Zukunftspreis für „schärfere“ Lichtmikroskopie

Max-Planck-Forscher Stefan Hell ausgezeichnet

Der Blick auf das Innere von Zellen wird immer schärfer: Die beiden Abbildungen zeigen Filamente in einer menschlichen Nervenzelle; links durch ein herkömmliches Konfokalmikroskop, rechts durch ein STED-Mikroskop. Die Auflösung des STED-Mikroskops ist um das Zwölffache besser. © MPI für biophysikalische Chemie

Die Jury hat entschieden: Der 10. Deutsche Zukunftspreis für Technik und Innovation geht an Professor Stefan W. Hell vom Max-Planck-Institut für Biophysikalische Chemie in Göttingen für seine Idee, die Lichtmikroskopie über die damals bekannten Grenzen der Physik hinaus grundlegend zu verbessern.

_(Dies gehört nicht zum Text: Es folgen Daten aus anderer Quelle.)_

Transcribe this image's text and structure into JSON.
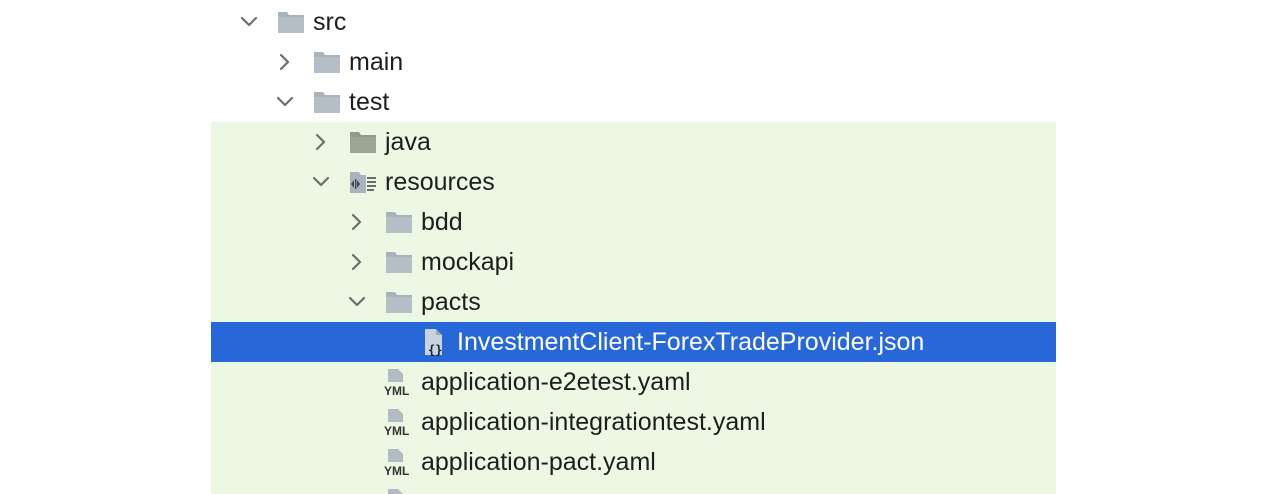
{
  "tree": {
    "nodes": [
      {
        "label": "src",
        "icon": "folder-icon",
        "expand": "expanded"
      },
      {
        "label": "main",
        "icon": "folder-icon",
        "expand": "collapsed"
      },
      {
        "label": "test",
        "icon": "folder-icon",
        "expand": "expanded"
      },
      {
        "label": "java",
        "icon": "test-sources-folder-icon",
        "expand": "collapsed"
      },
      {
        "label": "resources",
        "icon": "test-resources-folder-icon",
        "expand": "expanded"
      },
      {
        "label": "bdd",
        "icon": "folder-icon",
        "expand": "collapsed"
      },
      {
        "label": "mockapi",
        "icon": "folder-icon",
        "expand": "collapsed"
      },
      {
        "label": "pacts",
        "icon": "folder-icon",
        "expand": "expanded"
      },
      {
        "label": "InvestmentClient-ForexTradeProvider.json",
        "icon": "json-file-icon",
        "selected": true
      },
      {
        "label": "application-e2etest.yaml",
        "icon": "yaml-file-icon",
        "icon_text": "YML"
      },
      {
        "label": "application-integrationtest.yaml",
        "icon": "yaml-file-icon",
        "icon_text": "YML"
      },
      {
        "label": "application-pact.yaml",
        "icon": "yaml-file-icon",
        "icon_text": "YML"
      }
    ]
  },
  "colors": {
    "test_scope_background": "#ecf8e4",
    "selection": "#2767d8",
    "folder": "#a9b3bd",
    "text": "#1e1e1e"
  }
}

Das Ergebnis gab Bundespräsident Horst Köhler gestern im Rahmen einer festlichen Gala-Veranstaltung in Berlin bekannt.

„Solche Ideen sind der Stoff, aus dem die Zukunft unseres Landes ist: Denn im globalen Wettbewerb können wir nur bestehen, wenn wir in Wissen investieren und Innovationen ermöglichen“, sagte der Bundespräsident bei der Preisverleihung für das Projekt „Lichtmikroskopie in ungekannter Schärfe“. Es komme auf Einfallsreichtum und Gestaltungskraft an, um den Wohlstand zu sichern. Die nominierten Projekte seien beeindruckende Beispiele für die ganze Bandbreite des Innovationsgeschehens in Deutschland, so der Bundespräsident, bevor er den Preisträger 2006 verkündete.

Bahnbrechenden Ideen zur Verbesserung der Lichtmikroskopie

Prof. Dr. Stefan W. Hell © Deutscher Zukunftspreis, Ansgar Pudenz

Hell hat als Erster einen Weg gefunden, die 130 Jahre alte Abbesche Grenze im Fluoreszenzmikroskop zu überwinden, so die Jury. Das Neue an seinem Verfahren ist, dass die Schärfe nicht mehr durch die Lichtwellenlänge begrenzt ist. Hell ergänzte dazu die Abbesche Formel um einen entscheidenden Wurzelterm, der nun auch molekulare Auflösungen zulässt.

So erzielten Hell und seine Mitarbeiter bereits Auflösungen von 20 Nanometern, also 10fach über Abbes Grenze. Da Proteinkomplexe im Bereich 0,01 bis 0,2 Mikrometer liegen, hat dieses Mikroskop das Potenzial, in die molekulare Skala des Lebens vorzudringen und Krankheiten besser auf die Spur zu kommen. Erste wichtige Erkenntnisse wurden bereits gemacht: So konnte die STED-Mikroskopie einzelne Bläschen mit Nervenbotenstoffen (synaptische Vesikel) auflösen und damit eine wichtige Frage der Neurobiologie klären.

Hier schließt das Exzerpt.